Takaoka Yuji, Endo Yutaka, Yamanobe Susumu, Kakinuma Hiroyuki, Okubo Taketoshi, Shimazaki Youichi, Ota Tomomi, Sumiya Shigeyuki, Yoshikawa Kensei
Molecular Simulation Group, Research Center, Taisho Pharmaceutical Co., Ltd., 1-403 Yoshino-cho, Kita-ku, Saitama-shi, 331-9530 Saitama, Japan.
J Chem Inf Comput Sci. 2003 Jul-Aug;43(4):1269-75. doi: 10.1021/ci034043l.

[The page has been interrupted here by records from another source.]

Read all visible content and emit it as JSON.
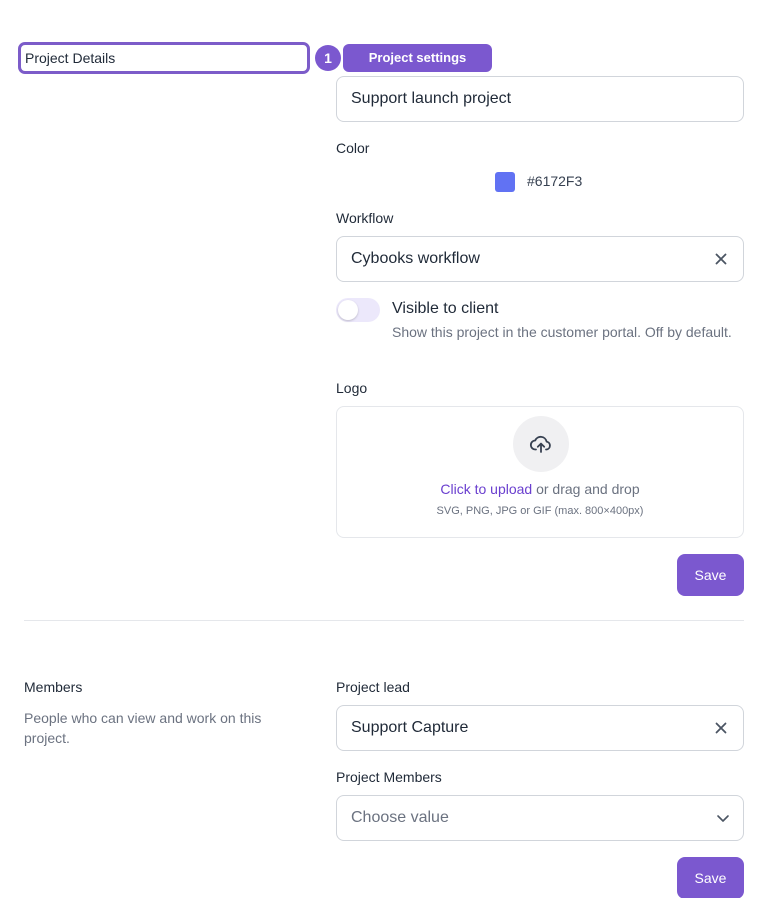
{
  "details": {
    "section_label": "Project Details",
    "step_number": "1",
    "step_label": "Project settings",
    "project_name": "Support launch project",
    "color_label": "Color",
    "color_value": "#6172F3",
    "workflow_label": "Workflow",
    "workflow_value": "Cybooks workflow",
    "visible_title": "Visible to client",
    "visible_desc": "Show this project in the customer portal. Off by default.",
    "visible_on": false,
    "logo_label": "Logo",
    "upload_link": "Click to upload",
    "upload_text": " or drag and drop",
    "upload_hint": "SVG, PNG, JPG or GIF (max. 800×400px)",
    "save_label": "Save"
  },
  "members": {
    "title": "Members",
    "desc": "People who can view and work on this project.",
    "lead_label": "Project lead",
    "lead_value": "Support Capture",
    "members_label": "Project Members",
    "members_placeholder": "Choose value",
    "save_label": "Save"
  },
  "icons": {
    "clear": "close-icon",
    "dropdown": "chevron-down-icon",
    "upload": "upload-cloud-icon"
  },
  "colors": {
    "accent": "#7b58cf",
    "swatch": "#6172f3",
    "link": "#6a3fcf"
  }
}
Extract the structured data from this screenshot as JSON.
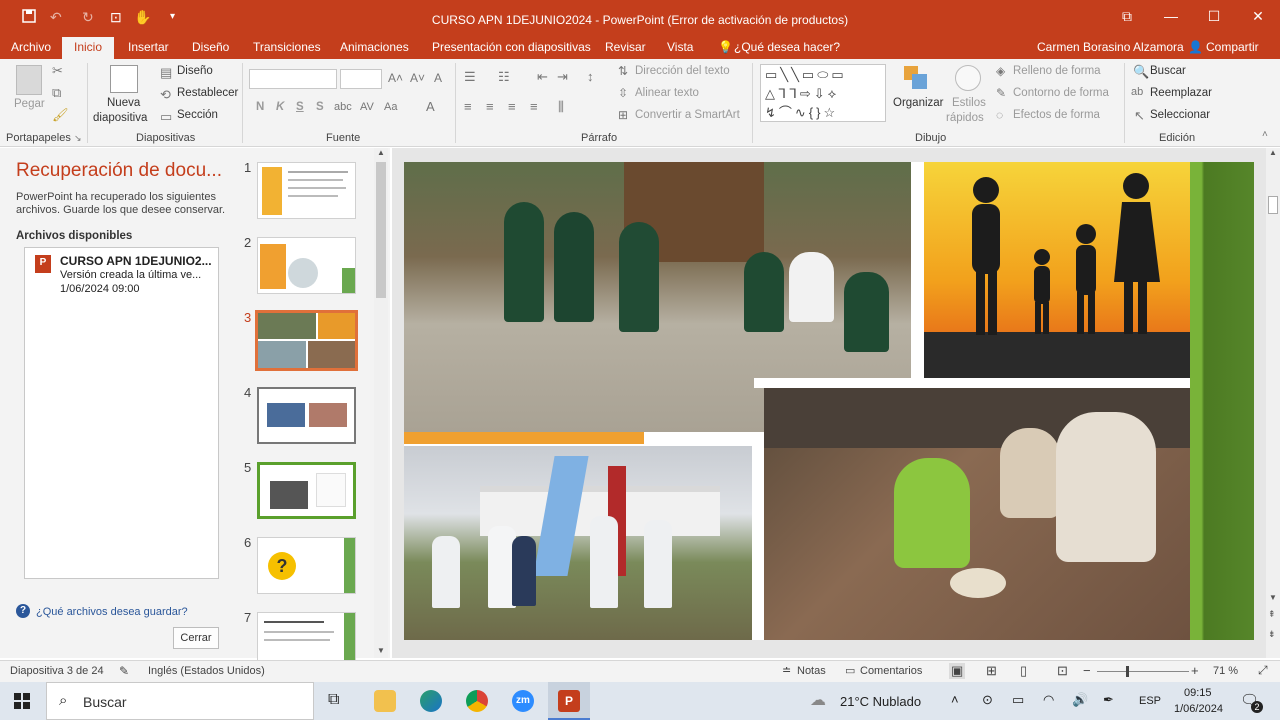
{
  "window": {
    "title": "CURSO APN 1DEJUNIO2024  -  PowerPoint (Error de activación de productos)"
  },
  "tabs": [
    "Archivo",
    "Inicio",
    "Insertar",
    "Diseño",
    "Transiciones",
    "Animaciones",
    "Presentación con diapositivas",
    "Revisar",
    "Vista",
    "¿Qué desea hacer?"
  ],
  "account": {
    "user": "Carmen Borasino Alzamora",
    "share": "Compartir"
  },
  "ribbon": {
    "clipboard": {
      "paste": "Pegar",
      "group": "Portapapeles"
    },
    "slides": {
      "new_slide_1": "Nueva",
      "new_slide_2": "diapositiva",
      "layout": "Diseño",
      "reset": "Restablecer",
      "section": "Sección",
      "group": "Diapositivas"
    },
    "font": {
      "bold": "N",
      "italic": "K",
      "underline": "S",
      "strike": "S",
      "group": "Fuente"
    },
    "paragraph": {
      "text_direction": "Dirección del texto",
      "align_text": "Alinear texto",
      "smartart": "Convertir a SmartArt",
      "group": "Párrafo"
    },
    "drawing": {
      "arrange": "Organizar",
      "styles_1": "Estilos",
      "styles_2": "rápidos",
      "fill": "Relleno de forma",
      "outline": "Contorno de forma",
      "effects": "Efectos de forma",
      "group": "Dibujo"
    },
    "editing": {
      "find": "Buscar",
      "replace": "Reemplazar",
      "select": "Seleccionar",
      "group": "Edición"
    }
  },
  "recovery": {
    "title": "Recuperación de docu...",
    "description": "PowerPoint ha recuperado los siguientes archivos. Guarde los que desee conservar.",
    "available_label": "Archivos disponibles",
    "file": {
      "name": "CURSO APN 1DEJUNIO2...",
      "version": "Versión creada la última ve...",
      "date": "1/06/2024 09:00"
    },
    "question": "¿Qué archivos desea guardar?",
    "close": "Cerrar"
  },
  "thumbnails": [
    "1",
    "2",
    "3",
    "4",
    "5",
    "6",
    "7"
  ],
  "selected_slide": 3,
  "statusbar": {
    "slide_info": "Diapositiva 3 de 24",
    "language": "Inglés (Estados Unidos)",
    "notes": "Notas",
    "comments": "Comentarios",
    "zoom": "71 %"
  },
  "taskbar": {
    "search": "Buscar",
    "weather": "21°C  Nublado",
    "lang": "ESP",
    "time": "09:15",
    "date": "1/06/2024",
    "notif_count": "2"
  },
  "colors": {
    "accent": "#c43e1c",
    "green_bar": "#5a8a2a"
  }
}
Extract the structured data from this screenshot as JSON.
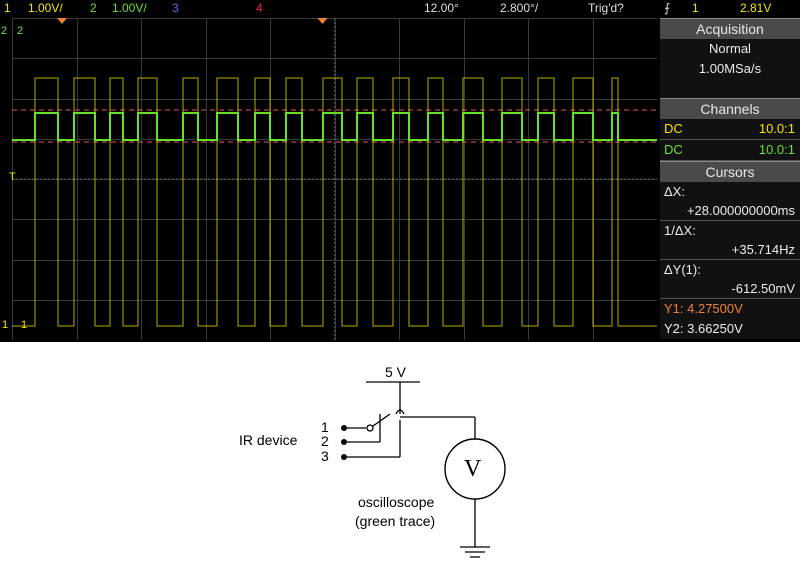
{
  "topbar": {
    "ch1_num": "1",
    "ch1_scale": "1.00V/",
    "ch2_num": "2",
    "ch2_scale": "1.00V/",
    "ch3_num": "3",
    "ch4_num": "4",
    "timebase": "12.00°",
    "delay": "2.800°/",
    "trigger_status": "Trig'd?",
    "trig_source": "1",
    "trig_level": "2.81V"
  },
  "markers": {
    "ch2_left": "2",
    "ch2_right": "2",
    "trig_marker": "T",
    "ch1_left": "1",
    "ch1_right": "1"
  },
  "colors": {
    "ch1": "#f4e400",
    "ch2": "#66e12a",
    "cursor": "#e05a5a",
    "grid": "#3a3a3a",
    "trigger": "#f08030"
  },
  "panel": {
    "acquisition": {
      "title": "Acquisition",
      "mode": "Normal",
      "rate": "1.00MSa/s"
    },
    "channels": {
      "title": "Channels",
      "rows": [
        {
          "coupling": "DC",
          "probe": "10.0:1"
        },
        {
          "coupling": "DC",
          "probe": "10.0:1"
        }
      ]
    },
    "cursors": {
      "title": "Cursors",
      "dx_label": "ΔX:",
      "dx_value": "+28.000000000ms",
      "inv_dx_label": "1/ΔX:",
      "inv_dx_value": "+35.714Hz",
      "dy_label": "ΔY(1):",
      "dy_value": "-612.50mV",
      "y1": "Y1: 4.27500V",
      "y2": "Y2: 3.66250V"
    }
  },
  "circuit": {
    "supply_label": "5 V",
    "device_label": "IR device",
    "pin1": "1",
    "pin2": "2",
    "pin3": "3",
    "meter_symbol": "V",
    "scope_label_line1": "oscilloscope",
    "scope_label_line2": "(green trace)"
  },
  "waveform": {
    "pulse_edges": [
      0.035,
      0.072,
      0.096,
      0.128,
      0.152,
      0.172,
      0.196,
      0.225,
      0.265,
      0.288,
      0.318,
      0.35,
      0.376,
      0.4,
      0.425,
      0.45,
      0.482,
      0.512,
      0.535,
      0.56,
      0.59,
      0.615,
      0.645,
      0.668,
      0.7,
      0.73,
      0.76,
      0.79,
      0.815,
      0.84,
      0.87,
      0.9,
      0.93,
      0.94
    ]
  }
}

The concept of drug-likeness, an important characteristic for any compound in a screening library, is nevertheless difficult to pin down. Based on our belief that this concept is implicit within the collective experience of working chemists, we devised a data set to capture an intuitive human understanding of both this characteristic and ease of synthesis, a second key characteristic. Five chemists assigned a pair of scores to each of 3980 diverse compounds, with the component scores of each pair corresponding to drug-likeness and ease of synthesis, respectively. Using this data set, we devised binary classifiers with an artificial neural network and a support vector machine. These models were found to efficiently eliminate compounds that are not drug-like and/or hard-to-synthesize derivatives, demonstrating the suitability of these models for use as compound acquisition filters.
类药性质的概念,是筛选文库中任何化合物的一个重要特征,但却难以确切定义。基于我们的信念,即这个概念隐含在有经验的化学家的集体经验之中,我们设计了一个数据集,以获取人类对这一特征以及合成简易性(第二个关键特征)的直观理解。五位化学家为3980种不同化合物中的每一种都给出了一对分数,每对分数中的组成分数分别对应类药性质和合成简易性。利用这个数据集,我们用人工神经网络和支持向量机构建了二元分类器。发现这些模型能够有效地剔除那些不具有类药性质和/或难以合成的衍生物,证明了这些模型适合用作化合物获取过滤器。